"I write this in hopes of giving someone a bit of hope, or coping mechanisms you might not have thought of, or even just knowing that you’re not alone going through this life. I want to preface my story by saying everyone is unique and responds to situations differently. This is what has worked for me and I go through regular restructures of my coping mechanisms to suit my daily needs. What works for me might not work for you. I am not a trained medical practitioner so I would recommend seeing a professional for proper help if you so desire.
My story: Everything started going to shit for me right around Year 9 at school through to the first year after high school (around 15/16 - 20/21 years of age). During this time, I lost 3 friends to suicide, my parents had a toxic divorce, my mother got diagnosed with stage 4 cancer in both lungs and ultimately passed away a year later. I was a wreck. I reached the lowest point of my life thus far, and attempted to commit suicide twice. Nothing can prepare you for the death of your primary caretaker. Nothing. Top that with having no concrete coping mechanisms and still trying to process the loss of my friends. A true concoction of fuckery. One quote that I found really eye opening was that ‘grief is the process of unlearning the space that person filled for you in your heart’ (although it literally is unlearning the space inside your brain and the neural connections that would fire off together when around that person). It really helped me make sense of my surroundings and understand the process of loss, grief and depression by learning about them from a scientific point of view.
Right, so what has worked for me so far? Well, as discussed above, I first began by learning about the brain and I would read self-help books, listen to podcasts, and digest youtube videos.. I would consume as much information to help me make sense of it. I would find maybe 20-40 minutes in my day to dedicate time to this. Most often at breakfast when I would sit down and eat, or perhaps listen to a podcast whilst out walking/running or at the gym. One thing I want to stress here is there is no golden ticket out of depression. It’s hard work man. A lot of hard work. You literally have to shift learned behavioural patterns that you establish during depression and change the internal monologue inside your head. No easy task. The point here is doing small incremental work that will build up overtime.
Another thing I had was an incredible support network. Huge shoutout to them because without them I wouldn’t be here today. Let me stress another critical point here. IT’S OK TO REACH OUT TO PEOPLE FOR HELP. You are not a burden. For people that are on the receiving end of this, the BEST thing you can say to someone when they are seeking help is, “what do you want me to be right now? Do you want me to be a soundboard or are you seeking advice on whatever it is?”. Establishing this boundary from the start will instantly build more trust between you both, it will relax the person as they prepare to offload their emotional weight and it will give direction to the conversation. To the person offloading the emotional weight, it’s ok to not know what you want. Just communicate that. Sometimes it is a mixture of both. Be true to yourself and trust your feelings.
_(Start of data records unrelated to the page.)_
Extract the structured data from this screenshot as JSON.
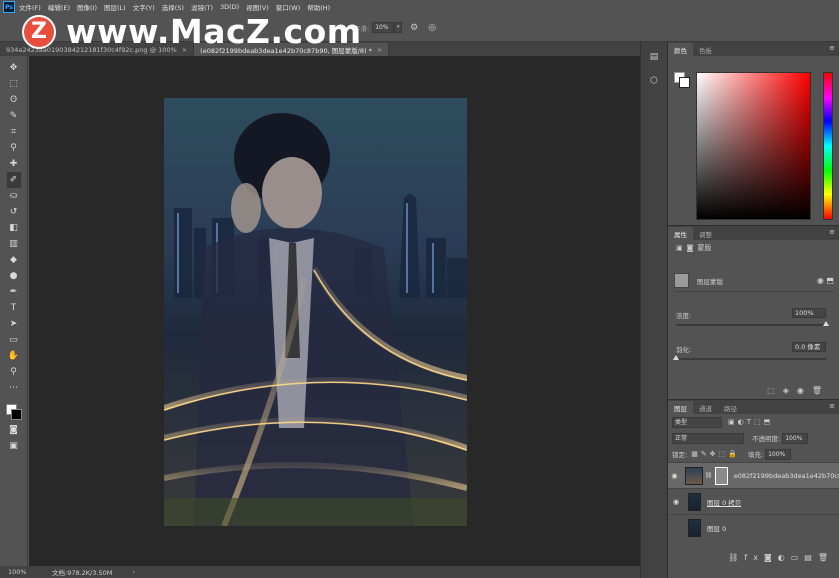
{
  "menu": {
    "logo": "Ps",
    "items": [
      "文件(F)",
      "编辑(E)",
      "图像(I)",
      "图层(L)",
      "文字(Y)",
      "选择(S)",
      "滤镜(T)",
      "3D(D)",
      "视图(V)",
      "窗口(W)",
      "帮助(H)"
    ]
  },
  "watermark": {
    "badge": "Z",
    "text": "www.MacZ.com"
  },
  "options": {
    "smoothing_label": "平滑:",
    "smoothing_value": "10%"
  },
  "tabs": [
    {
      "label": "934a2423aa0190384212181f30c4f92c.png @ 100%",
      "active": false,
      "close": "×"
    },
    {
      "label": "(e082f2199bdeab3dea1e42b70c87b90, 图层蒙版/8) *",
      "active": true,
      "close": "×"
    }
  ],
  "status": {
    "zoom": "100%",
    "doc_size": "文档:978.2K/3.50M",
    "arrow": "›"
  },
  "color_panel": {
    "tabs": [
      "颜色",
      "色板"
    ]
  },
  "properties_panel": {
    "tabs": [
      "属性",
      "调整"
    ],
    "mask_type": "蒙版",
    "mask_label": "图层蒙版",
    "density_label": "浓度:",
    "density_value": "100%",
    "density_fraction": 1.0,
    "feather_label": "羽化:",
    "feather_value": "0.0 像素",
    "feather_fraction": 0.0
  },
  "layers_panel": {
    "tabs": [
      "图层",
      "通道",
      "路径"
    ],
    "filter_kind": "类型",
    "blend_mode": "正常",
    "opacity_label": "不透明度:",
    "opacity_value": "100%",
    "lock_label": "锁定:",
    "fill_label": "填充:",
    "fill_value": "100%",
    "layers": [
      {
        "name": "e082f2199bdeab3dea1e42b70c87b90...",
        "selected": true,
        "visible": true
      },
      {
        "name": "图层 0 拷贝",
        "selected": false,
        "visible": true
      },
      {
        "name": "图层 0",
        "selected": false,
        "visible": false
      }
    ]
  }
}
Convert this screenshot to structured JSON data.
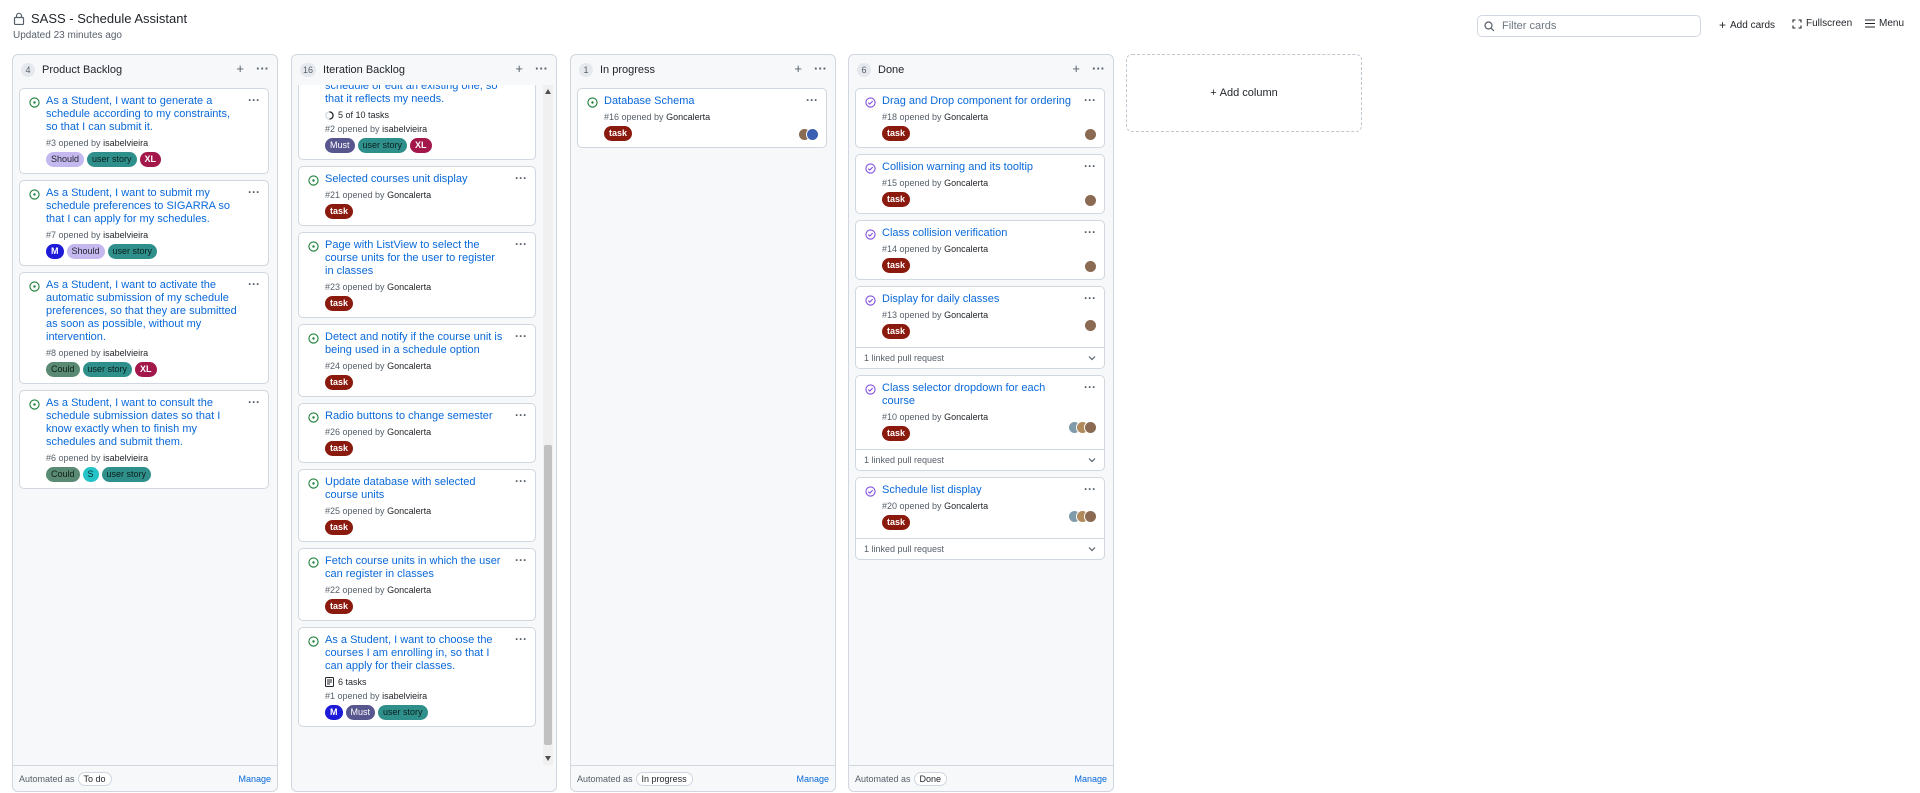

So I learnt about the human brain, found comfort in my support network and then I turned to my creative outlets. There's something amazing about being creative (and everyone has a bit of creativeness in them whether you believe it or not!). You can explore so many avenues of yourself that you might not even be aware of. I personally find great comfort and the ability to heal through drumming. There’s something amazing about smashing some skins when you feel angry, upset or numb. But I guess the strategy here is to allow yourself time to do the things YOU enjoy doing. Carve out the time you play video games, or watch tv, or procrastinate and direct that free time to doing something that will make you smile, laugh, learn and love. You do this regularly enough and your brain will start getting excited for these activities and it feeds into itself. A positive feedback loop as opposed to the several negative feedback loops that are so prevalent in your mind during depression.
A piece of philosophy that I love to live by, especially in difficult times, is living by the 1% rule. I can’t take credit for coming up with this as I cannot recall where I read it from. However, it basically goes like this; if you can live your life 1% better than what you were yesterday, you are 1% better than what you were yesterday! It sounds silly, but I use it as a cue on a bad day to remember all I have to do is 1% better than yesterday. So that might mean doing that meditation that I skipped that morning because I felt so tired and lethargic, or it might mean treating myself to a longer drum session today, or speaking to a loved one I haven’t spoken to in a while. Over time that builds up and shifts your mindset into positive action.
I know how shitty depression is. I know how difficult it can be to wake up and go to work with that fake smile. I know how it feels to lie to people saying that you are doing ok when deep down you just want it all to end and to stop the suffering. And most importantly, I know how hard it is to do the work to get out of that depressive state. If there’s one thing you walk away with today after reading this, I hope it is this; depression is an undesirable state of the brain. You CAN change this by being proactive, consistent and loving towards yourself. Please seek help if you need.